Exploiting Temporal Contexts with Strided Transformer for 3D Human Pose Estimation
This is the official implementation of the approach described in the paper:
Wenhao Li, Hong Liu, Runwei Ding, Mengyuan Liu, Pichao Wang, and Wenming Yang. Exploiting Temporal Contexts with Strided Transformer for 3D Human Pose Estimation. IEEE Transactions on Multimedia, 2022.
News
- 03/24/2022: Demo and in-the-wild inference code are released!
- 03/15/2022: Our method has been verified in self-supervised pre-training as a backbone network!
Installation
Our code is tested on Ubuntu 18 with Pytorch 1.7.1 and Python 3.9.

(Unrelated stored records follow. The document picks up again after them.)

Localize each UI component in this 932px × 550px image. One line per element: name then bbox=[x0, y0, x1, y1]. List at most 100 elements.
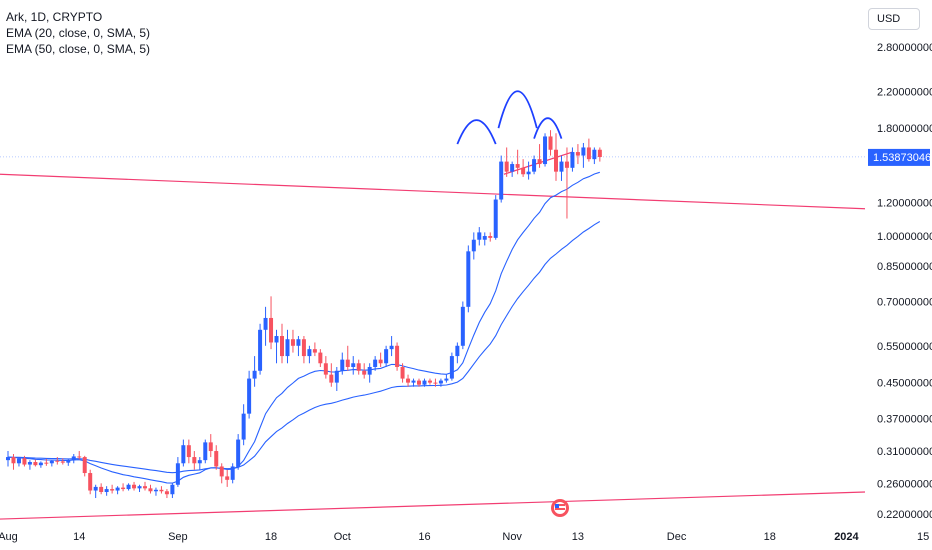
currency-button[interactable]: USD bbox=[868, 8, 920, 30]
candle[interactable] bbox=[586, 138, 591, 162]
candle[interactable] bbox=[532, 155, 537, 175]
candle[interactable] bbox=[110, 484, 115, 494]
candle[interactable] bbox=[27, 460, 32, 470]
candle[interactable] bbox=[537, 144, 542, 168]
candle[interactable] bbox=[395, 342, 400, 371]
candle[interactable] bbox=[186, 439, 191, 464]
candle[interactable] bbox=[362, 363, 367, 379]
candle[interactable] bbox=[597, 147, 602, 162]
candle[interactable] bbox=[247, 370, 252, 419]
candle[interactable] bbox=[11, 454, 16, 470]
candle[interactable] bbox=[153, 487, 158, 496]
symbol-title[interactable]: Ark, 1D, CRYPTO bbox=[6, 10, 103, 24]
candle[interactable] bbox=[159, 486, 164, 494]
candle[interactable] bbox=[175, 457, 180, 487]
candle[interactable] bbox=[290, 329, 295, 353]
ema20-indicator[interactable]: EMA (20, close, 0, SMA, 5) bbox=[6, 26, 151, 40]
ema20-line[interactable] bbox=[7, 171, 600, 484]
candle[interactable] bbox=[301, 336, 306, 364]
candle[interactable] bbox=[219, 463, 224, 484]
candle[interactable] bbox=[307, 345, 312, 364]
candle[interactable] bbox=[378, 352, 383, 367]
lower-trendline[interactable] bbox=[0, 491, 866, 520]
candle[interactable] bbox=[351, 356, 356, 375]
candle[interactable] bbox=[460, 301, 465, 350]
candle[interactable] bbox=[575, 144, 580, 165]
candle[interactable] bbox=[389, 336, 394, 357]
left-shoulder-arc[interactable] bbox=[456, 119, 497, 145]
candle[interactable] bbox=[499, 155, 504, 203]
candle[interactable] bbox=[241, 404, 246, 446]
candle[interactable] bbox=[82, 455, 87, 477]
upper-trendline[interactable] bbox=[0, 173, 866, 210]
candle[interactable] bbox=[38, 461, 43, 468]
candle[interactable] bbox=[543, 133, 548, 167]
candle[interactable] bbox=[137, 484, 142, 493]
candle[interactable] bbox=[554, 133, 558, 181]
candle[interactable] bbox=[433, 378, 438, 387]
candle[interactable] bbox=[269, 296, 274, 350]
candle[interactable] bbox=[323, 356, 328, 379]
candle[interactable] bbox=[367, 363, 372, 383]
candle[interactable] bbox=[581, 142, 586, 168]
candle[interactable] bbox=[88, 469, 93, 495]
candle[interactable] bbox=[274, 329, 279, 364]
time-axis[interactable]: Aug 14 Sep 18 Oct 16 Nov 13 Dec 18 2024 15 bbox=[0, 531, 929, 543]
candle[interactable] bbox=[93, 484, 98, 499]
candle[interactable] bbox=[373, 356, 378, 371]
candle[interactable] bbox=[104, 486, 109, 496]
candle[interactable] bbox=[427, 378, 432, 385]
candle[interactable] bbox=[559, 155, 564, 181]
candle[interactable] bbox=[33, 459, 38, 467]
candle[interactable] bbox=[526, 161, 531, 180]
candle[interactable] bbox=[406, 374, 411, 387]
candle[interactable] bbox=[482, 232, 487, 246]
candle[interactable] bbox=[329, 363, 334, 387]
candle[interactable] bbox=[345, 345, 350, 371]
candle[interactable] bbox=[471, 232, 476, 260]
candle[interactable] bbox=[164, 489, 169, 499]
candle[interactable] bbox=[121, 483, 126, 492]
candle[interactable] bbox=[225, 469, 230, 487]
candle[interactable] bbox=[132, 481, 137, 491]
candle[interactable] bbox=[504, 147, 509, 177]
ema50-line[interactable] bbox=[7, 221, 601, 474]
candle[interactable] bbox=[285, 329, 290, 364]
candle[interactable] bbox=[455, 342, 460, 364]
candle[interactable] bbox=[99, 483, 104, 495]
candle[interactable] bbox=[6, 451, 10, 467]
candle[interactable] bbox=[521, 159, 526, 177]
candle[interactable] bbox=[55, 457, 60, 465]
candle[interactable] bbox=[318, 349, 323, 367]
us-flag-event-icon[interactable] bbox=[551, 499, 569, 517]
candle[interactable] bbox=[77, 451, 82, 460]
candle[interactable] bbox=[16, 457, 21, 467]
candle[interactable] bbox=[515, 149, 520, 175]
candle[interactable] bbox=[510, 161, 515, 177]
candle[interactable] bbox=[208, 434, 213, 458]
candle[interactable] bbox=[356, 359, 361, 375]
candle[interactable] bbox=[170, 483, 175, 499]
candle[interactable] bbox=[334, 366, 339, 391]
candle[interactable] bbox=[263, 306, 268, 346]
candle[interactable] bbox=[296, 336, 301, 357]
candle[interactable] bbox=[236, 434, 241, 470]
right-shoulder-arc[interactable] bbox=[533, 117, 563, 139]
candle[interactable] bbox=[570, 147, 575, 172]
candle[interactable] bbox=[192, 451, 197, 470]
candle[interactable] bbox=[449, 352, 454, 381]
ema50-indicator[interactable]: EMA (50, close, 0, SMA, 5) bbox=[6, 42, 151, 56]
candle[interactable] bbox=[126, 483, 131, 491]
candle[interactable] bbox=[230, 463, 235, 484]
candle[interactable] bbox=[44, 458, 49, 466]
candle[interactable] bbox=[71, 454, 76, 464]
candle[interactable] bbox=[197, 457, 202, 470]
candle[interactable] bbox=[384, 345, 389, 367]
candle[interactable] bbox=[438, 378, 443, 387]
candle[interactable] bbox=[115, 486, 120, 495]
candle[interactable] bbox=[203, 439, 208, 464]
candle[interactable] bbox=[252, 356, 257, 387]
candle[interactable] bbox=[417, 378, 421, 387]
candle[interactable] bbox=[477, 227, 482, 246]
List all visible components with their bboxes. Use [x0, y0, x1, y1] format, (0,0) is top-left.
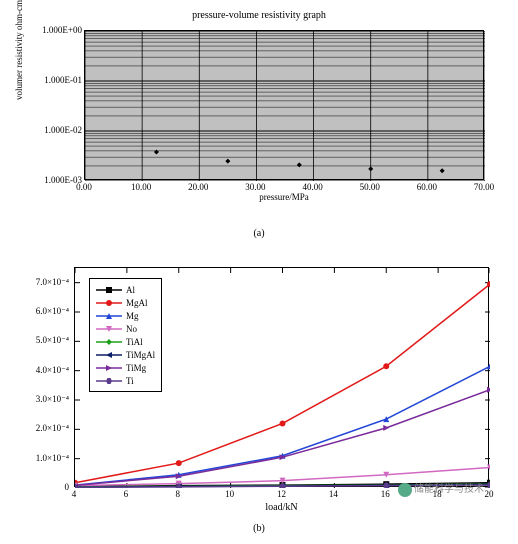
legend-item: MgAl [96, 296, 155, 309]
chart-b-xlabel: load/kN [74, 502, 489, 513]
legend-item: TiMg [96, 361, 155, 374]
chart-b-sublabel: (b) [0, 523, 518, 534]
legend-item: TiAl [96, 335, 155, 348]
chart-b-legend: AlMgAlMgNoTiAlTiMgAlTiMgTi [89, 278, 162, 392]
legend-item: No [96, 322, 155, 335]
watermark-icon [398, 483, 412, 497]
chart-a-xlabel: pressure/MPa [84, 192, 484, 202]
chart-a-sublabel: (a) [0, 228, 518, 239]
legend-item: Mg [96, 309, 155, 322]
chart-a-svg [85, 31, 485, 181]
chart-b: electronic conductivity/S·cm⁻¹ AlMgAlMgN… [14, 257, 504, 517]
chart-a-ylabel: volumer resistivity ohm-cm [14, 0, 24, 100]
legend-item: Ti [96, 374, 155, 387]
legend-item: Al [96, 283, 155, 296]
chart-a-title: pressure-volume resistivity graph [14, 10, 504, 21]
chart-a: pressure-volume resistivity graph volume… [14, 10, 504, 210]
legend-item: TiMgAl [96, 348, 155, 361]
chart-b-plot: AlMgAlMgNoTiAlTiMgAlTiMgTi [74, 267, 489, 487]
chart-a-plot [84, 30, 484, 180]
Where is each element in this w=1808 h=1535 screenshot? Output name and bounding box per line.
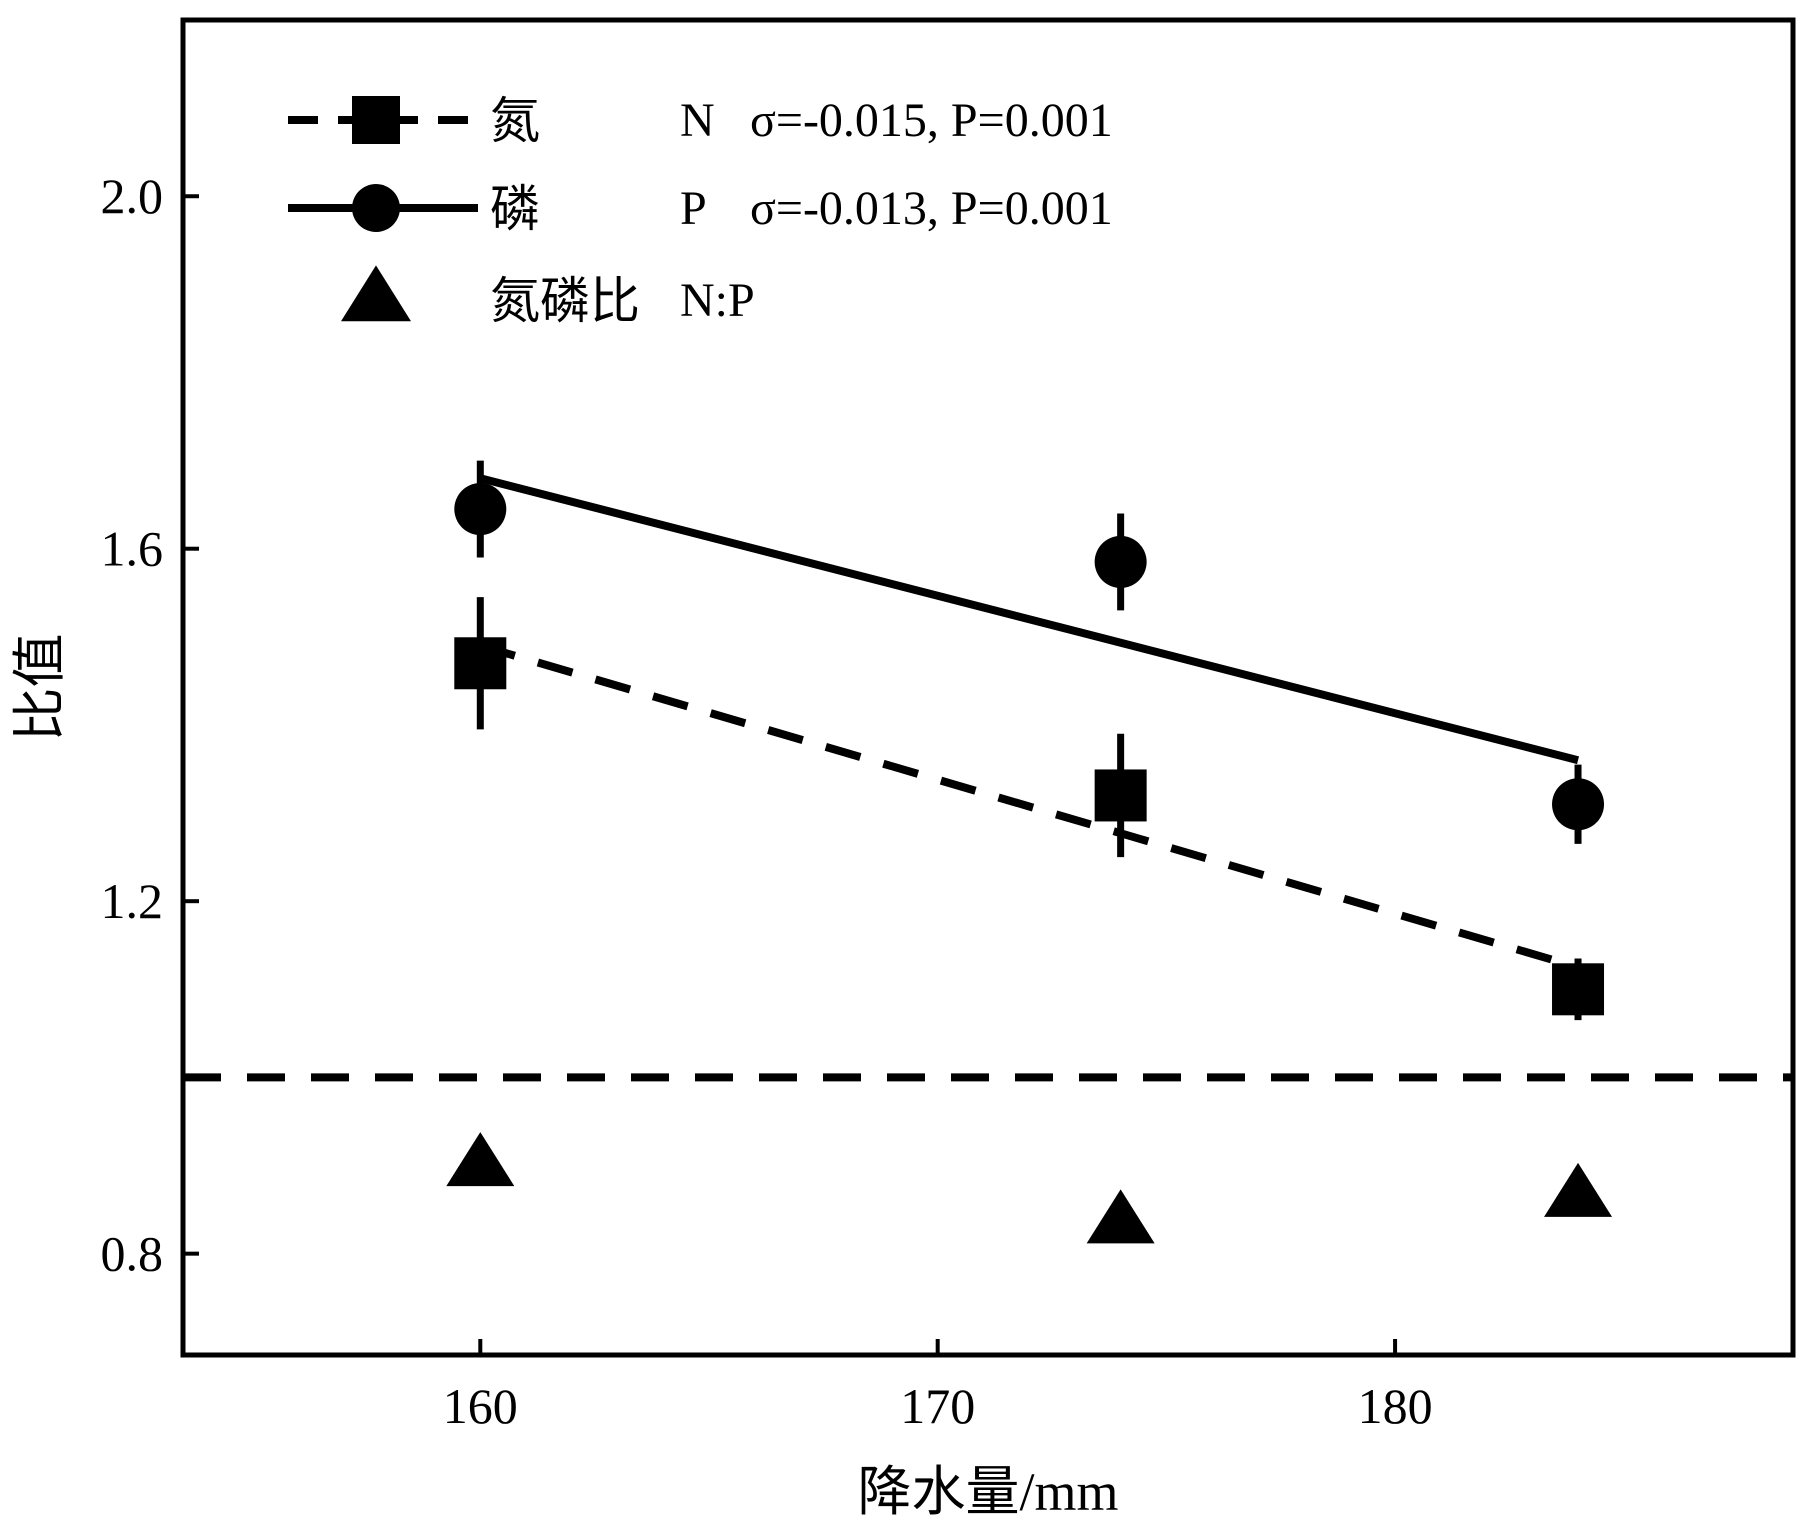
nitrogen-fit-line [479,641,1580,972]
y-tick-label: 1.2 [101,873,164,929]
nitrogen-point [454,637,507,690]
nitrogen-point [1094,769,1147,822]
y-tick-label: 2.0 [101,168,164,224]
np_ratio-point [446,1132,515,1187]
np_ratio-point [1086,1189,1155,1244]
y-tick-label: 0.8 [101,1226,164,1282]
legend-marker [352,96,400,144]
legend-marker [341,265,411,322]
legend-code: P [680,182,707,235]
legend-label: 磷 [490,180,540,238]
y-tick-label: 1.6 [101,521,164,577]
legend-code: N [680,94,715,147]
legend-marker [352,184,400,232]
legend-stat: σ=-0.015, P=0.001 [750,94,1113,147]
legend-stat: σ=-0.013, P=0.001 [750,182,1113,235]
phosphorus-point [1094,535,1147,588]
legend-code: N:P [680,274,755,327]
np_ratio-point [1544,1162,1613,1217]
y-axis-title: 比值 [10,634,70,742]
x-axis-title: 降水量/mm [857,1462,1118,1522]
nitrogen-point [1552,963,1605,1016]
legend-item-np_ratio: 氮磷比 N:P [341,265,755,330]
phosphorus-point [454,483,507,536]
x-tick-label: 160 [443,1378,518,1434]
x-tick-label: 180 [1358,1378,1433,1434]
legend-label: 氮磷比 [490,272,640,330]
legend-label: 氮 [490,92,540,150]
x-tick-label: 170 [900,1378,975,1434]
phosphorus-fit-line [479,474,1580,765]
plot-frame [180,17,1796,1358]
phosphorus-point [1552,778,1605,831]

- Install PyTorch 1.7.1 and Torchvision 0.8.2 following the official instructions
pip3 install -r requirements.txt
Dataset setup
Please download the dataset from Human3.6M website and refer to VideoPose3D to set up the Human3.6M dataset ('./dataset' directory). Or you can download the processed data from here.
${POSE_ROOT}/
|-- dataset
| |-- data_3d_h36m.npz
| |-- data_2d_h36m_gt.npz
| |-- data_2d_h36m_cpn_ft_h36m_dbb.npz
Download pretrained model
The pretrained model can be found in here, please download it and put in the './checkpoint/pretrained' directory.
Test the model
To test on pretrained model on Human3.6M:
python main.py --test --refine --reload --refine_reload --previous_dir 'checkpoint/pretrained'
Train the model
To train on Human3.6M:
python main.py
After training for several epochs, add refine module:
python main.py --refine --lr 1e-5 --reload --previous_dir [your model saved path]
Demo
First, you need to download YOLOv3 and HRNet pretrained models here and put it in the './demo/lib/checkpoint' directory. Then, you need to put your in-the-wild videos in the './demo/video/' directory.
Run the command below:
python demo/vis.py --video sample_video.mp4
Sample demo output:
Citation
If you find our work useful in your research, please consider citing:
@article{li2023exploiting,
title={Exploiting Temporal Contexts with Strided Transformer for 3D Human Pose Estimation},
author={Li, Wenhao and Liu, Hong and Ding, Runwei and Liu, Mengyuan and Wang, Pichao and Yang, Wenming},
journal={IEEE Transactions on Multimedia},
year={2023},
volume={25},
pages={1282-1293},
}
Acknowledgement
Our code is built on top of ST-GCN and is extended from the following repositories. We thank the authors for releasing the codes.
Licence
This project is licensed under the terms of the MIT license.